Cour de cassation : Audience solennelle de rentrée

Vendredi dernier s’est tenue l’audience solennelle de début d’année de la Cour de cassation à laquelle avaient été conviés de nombreuses personnalités.
La cour de cassation a enregistré environ 28 000 pourvois en 2016, un nombre quasi identique à celui de l’année précédente, mais elle en a jugé un peu plus de 29 000, diminuant ainsi légèrement le stock dont le délai de roulement s’établit à environ 14 mois en matière civile et 6 mois en matière pénale, a indiqué le premier président Bertrand Louvel qui a tiré la sonnette d’alarme sur plusieurs centaines de postes vacants au sein des cours d’appel. « La direction des services judiciaires du ministère de la justice m’a saisi […] d’une demande tendant à différer l’installation de conseillers nommés à la Cour de cassation afin de ne pas placer certaines cours d’appel en difficulté », a-t-il précisé.

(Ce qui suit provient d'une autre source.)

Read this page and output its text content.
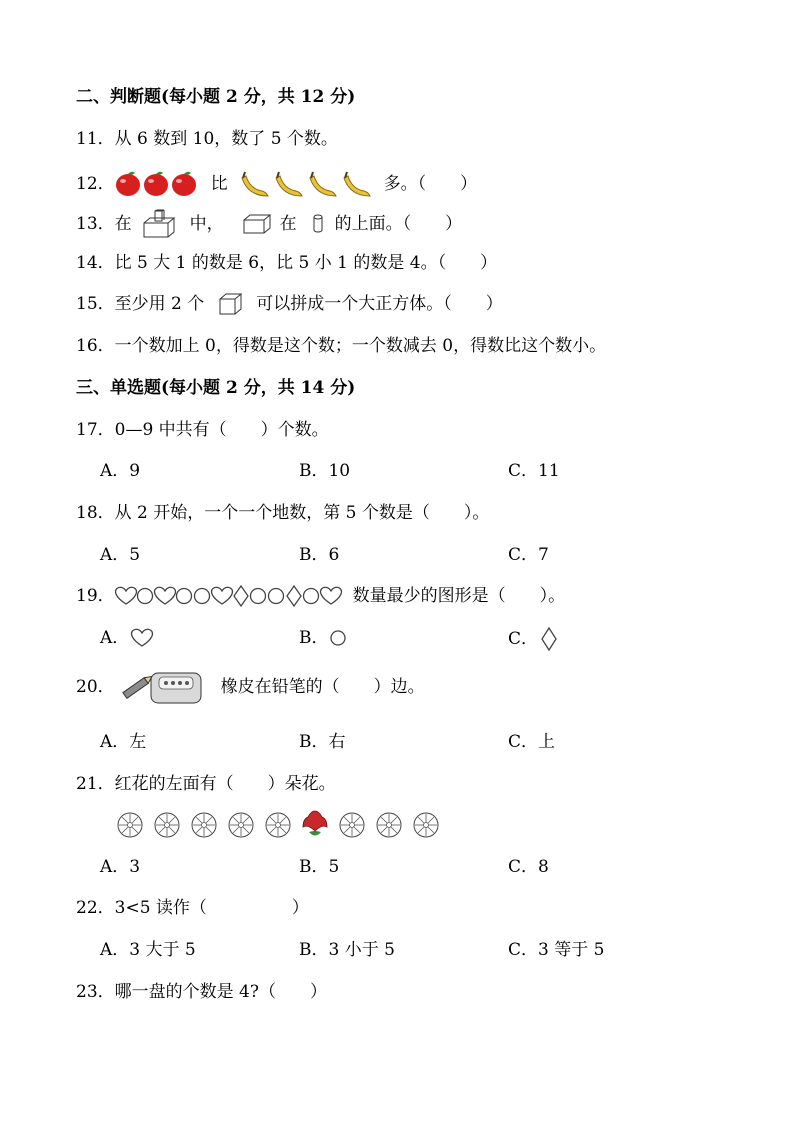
二、判断题(每小题 2 分，共 12 分)
11．从 6 数到 10，数了 5 个数。
12．	比	多。（　　）
13．在	中，	在 的上面。（　　）
14．比 5 大 1 的数是 6，比 5 小 1 的数是 4。（　　）
15．至少用 2 个	可以拼成一个大正方体。（　　）
16．一个数加上 0，得数是这个数；一个数减去 0，得数比这个数小。
三、单选题(每小题 2 分，共 14 分)
17．0—9 中共有（　　）个数。
A．9	B．10	C．11
18．从 2 开始，一个一个地数，第 5 个数是（　　）。
A．5	B．6	C．7
19．	数量最少的图形是（　　）。
A．	B．	C．
20．	橡皮在铅笔的（　　）边。
A．左	B．右	C．上
21．红花的左面有（　　）朵花。
A．3	B．5	C．8
22．3<5 读作（　　　　　）
A．3 大于 5	B．3 小于 5	C．3 等于 5
23．哪一盘的个数是 4?（　　）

Le premier président a fait état de l’ascendant pris par la Cour européenne des droits de l’homme et de l’arrêt rendu en fin d’année par l’assemblée plénière en matière de liberté d’expression permettant qu’un avocat puisse « critiquer publiquement les comportements des juges qui leur paraissent discutables » sans pour autant pouvoir en déduire que les rapports entre juges et avocats « sont désormais libérés de tout contenu déontologique ». Le moment est sans doute venu, s’interroge M. Louvel, que magistrats et avocats « se penchent ensemble sur la question de leur déontologie commune dans leurs rapports mutuels […] et que les représentants des deux professions s’en saisissent davantage d’une manière volontariste et constructive ».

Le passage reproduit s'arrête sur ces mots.